Nearly every morning, he managed to be in the parking lot at the precise moment she arrived for work. And even though she worked on the third floor of the ten-story building, and he was assigned to the fifth, he not only walked into the building with her; the last few mornings, he had gotten off the elevator on the third floor, walked with her down the hall and opened the door to the office for her before ducking into the nearby stairwell and bounding up the final two floors to his cubicle. The last few nights, she had also encountered him in the lobby and they walked to their cars together.
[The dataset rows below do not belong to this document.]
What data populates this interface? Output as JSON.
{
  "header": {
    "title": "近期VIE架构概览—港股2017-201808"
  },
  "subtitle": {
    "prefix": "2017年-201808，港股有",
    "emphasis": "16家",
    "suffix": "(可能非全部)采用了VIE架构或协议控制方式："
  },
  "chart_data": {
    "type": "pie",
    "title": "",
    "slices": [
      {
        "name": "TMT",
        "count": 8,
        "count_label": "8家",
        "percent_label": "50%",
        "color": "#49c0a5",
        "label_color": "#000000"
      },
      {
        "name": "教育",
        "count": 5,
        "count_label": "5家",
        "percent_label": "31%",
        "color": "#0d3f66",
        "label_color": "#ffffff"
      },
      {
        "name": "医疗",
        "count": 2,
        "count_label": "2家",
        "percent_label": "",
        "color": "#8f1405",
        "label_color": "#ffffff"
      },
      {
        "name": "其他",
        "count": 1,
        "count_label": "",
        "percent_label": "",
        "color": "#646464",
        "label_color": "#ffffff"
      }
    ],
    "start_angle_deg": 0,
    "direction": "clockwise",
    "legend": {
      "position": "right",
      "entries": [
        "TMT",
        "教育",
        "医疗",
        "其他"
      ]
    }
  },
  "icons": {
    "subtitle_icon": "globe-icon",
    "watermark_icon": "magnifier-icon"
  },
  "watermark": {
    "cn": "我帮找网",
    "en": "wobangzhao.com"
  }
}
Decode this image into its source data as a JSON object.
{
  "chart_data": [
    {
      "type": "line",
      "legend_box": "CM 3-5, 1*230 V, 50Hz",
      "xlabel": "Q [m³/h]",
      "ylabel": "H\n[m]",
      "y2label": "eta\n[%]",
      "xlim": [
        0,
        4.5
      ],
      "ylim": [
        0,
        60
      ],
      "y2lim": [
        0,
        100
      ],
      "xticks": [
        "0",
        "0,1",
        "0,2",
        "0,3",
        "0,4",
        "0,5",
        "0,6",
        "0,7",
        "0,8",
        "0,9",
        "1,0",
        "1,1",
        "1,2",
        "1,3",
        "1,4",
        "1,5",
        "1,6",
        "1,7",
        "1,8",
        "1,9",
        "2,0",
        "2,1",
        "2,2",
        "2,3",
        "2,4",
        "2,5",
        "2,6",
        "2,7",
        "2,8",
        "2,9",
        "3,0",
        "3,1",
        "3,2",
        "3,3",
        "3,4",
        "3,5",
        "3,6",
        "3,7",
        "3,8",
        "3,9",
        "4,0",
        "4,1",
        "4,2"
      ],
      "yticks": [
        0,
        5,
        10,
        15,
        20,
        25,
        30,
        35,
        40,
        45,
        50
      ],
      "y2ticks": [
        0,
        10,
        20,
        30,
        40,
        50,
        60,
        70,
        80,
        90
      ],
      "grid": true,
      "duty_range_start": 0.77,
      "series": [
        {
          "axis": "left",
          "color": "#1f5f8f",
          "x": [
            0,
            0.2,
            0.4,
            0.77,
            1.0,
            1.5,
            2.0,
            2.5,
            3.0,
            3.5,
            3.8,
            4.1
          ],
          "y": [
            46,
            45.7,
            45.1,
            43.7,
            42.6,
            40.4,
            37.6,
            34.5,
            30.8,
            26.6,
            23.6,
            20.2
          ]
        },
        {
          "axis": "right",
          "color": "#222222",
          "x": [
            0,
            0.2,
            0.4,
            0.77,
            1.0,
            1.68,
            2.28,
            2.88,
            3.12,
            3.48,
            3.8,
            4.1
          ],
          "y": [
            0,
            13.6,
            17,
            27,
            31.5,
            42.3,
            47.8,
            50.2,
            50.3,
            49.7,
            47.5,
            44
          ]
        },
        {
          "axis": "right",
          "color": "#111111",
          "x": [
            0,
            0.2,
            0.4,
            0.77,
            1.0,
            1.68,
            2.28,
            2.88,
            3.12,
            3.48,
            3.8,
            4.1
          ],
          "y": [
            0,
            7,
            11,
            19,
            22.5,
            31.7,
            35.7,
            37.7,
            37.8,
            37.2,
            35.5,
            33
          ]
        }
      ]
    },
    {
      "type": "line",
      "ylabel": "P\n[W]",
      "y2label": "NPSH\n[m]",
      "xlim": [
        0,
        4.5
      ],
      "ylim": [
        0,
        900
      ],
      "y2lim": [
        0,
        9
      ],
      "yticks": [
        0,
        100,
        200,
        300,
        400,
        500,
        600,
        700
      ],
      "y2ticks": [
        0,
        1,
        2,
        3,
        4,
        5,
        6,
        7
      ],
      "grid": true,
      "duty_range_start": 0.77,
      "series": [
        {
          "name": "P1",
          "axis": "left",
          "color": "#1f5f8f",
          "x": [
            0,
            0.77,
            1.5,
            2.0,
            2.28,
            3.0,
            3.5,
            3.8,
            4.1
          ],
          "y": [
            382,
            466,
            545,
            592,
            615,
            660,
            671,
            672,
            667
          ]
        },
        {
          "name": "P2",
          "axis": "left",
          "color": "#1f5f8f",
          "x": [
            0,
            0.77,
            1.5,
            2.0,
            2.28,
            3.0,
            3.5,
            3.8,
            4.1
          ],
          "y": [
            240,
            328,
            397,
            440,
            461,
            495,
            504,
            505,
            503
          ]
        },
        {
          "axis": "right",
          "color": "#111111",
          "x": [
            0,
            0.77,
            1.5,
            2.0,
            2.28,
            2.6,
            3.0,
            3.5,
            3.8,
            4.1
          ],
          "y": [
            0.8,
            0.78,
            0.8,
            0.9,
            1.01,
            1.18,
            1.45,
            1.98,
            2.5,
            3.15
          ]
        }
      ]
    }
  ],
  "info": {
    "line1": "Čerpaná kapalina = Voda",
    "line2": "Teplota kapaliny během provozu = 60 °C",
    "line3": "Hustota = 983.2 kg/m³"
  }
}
When she walked into her new apartment for the first time, she burst into tears as a plethora of emotions rushed over her. Alone with Timmy in a city with which she was completely unfamiliar and where the only person with whom she was acquainted was the kind stranger who had met them at the bus depot and escorted them to the housing project, she considered her sparsely furnished new home.

“He’s flirting with you,” Marilyn whispered as she leaned toward her coworker’s side of the long reception counter where they worked side by side each day.

“Stop it. He is not,” she protested through slightly clenched teeth as her gaze again wandered to the intriguing stranger seated on the couch near the door to the interior office suite.

“Oh, yeah, he is,” Marilyn pressed. “He is checking you out.”

She could feel heat radiating from her flushed cheeks and the inside of her mouth had suddenly become dry. If Marilyn only knew, she thought to herself.

It was more like a plaintive howl than a scream. Visceral and primitive, the sound filled the small room and echoed down the hall, but she did not hear it as it emanated from somewhere deep in her soul. It wasn’t until a couple of weeks later that she asked her good friend, as they sat at the dining room table writing “thank you” notes, “Did I scream that night?”

“Well, like I said, I slapped her the first time when she was pregnant with Timmy. She must have been about six months or so along. It just . . . happened. Before I even knew what I was doing, I heard the sound of my hand slapping her cheek.” He sat for a moment, breathed heavily. “I’ll never forget that sound as long as I live. Which, according to the doctors here, won’t be much longer. And brings me to my first question.”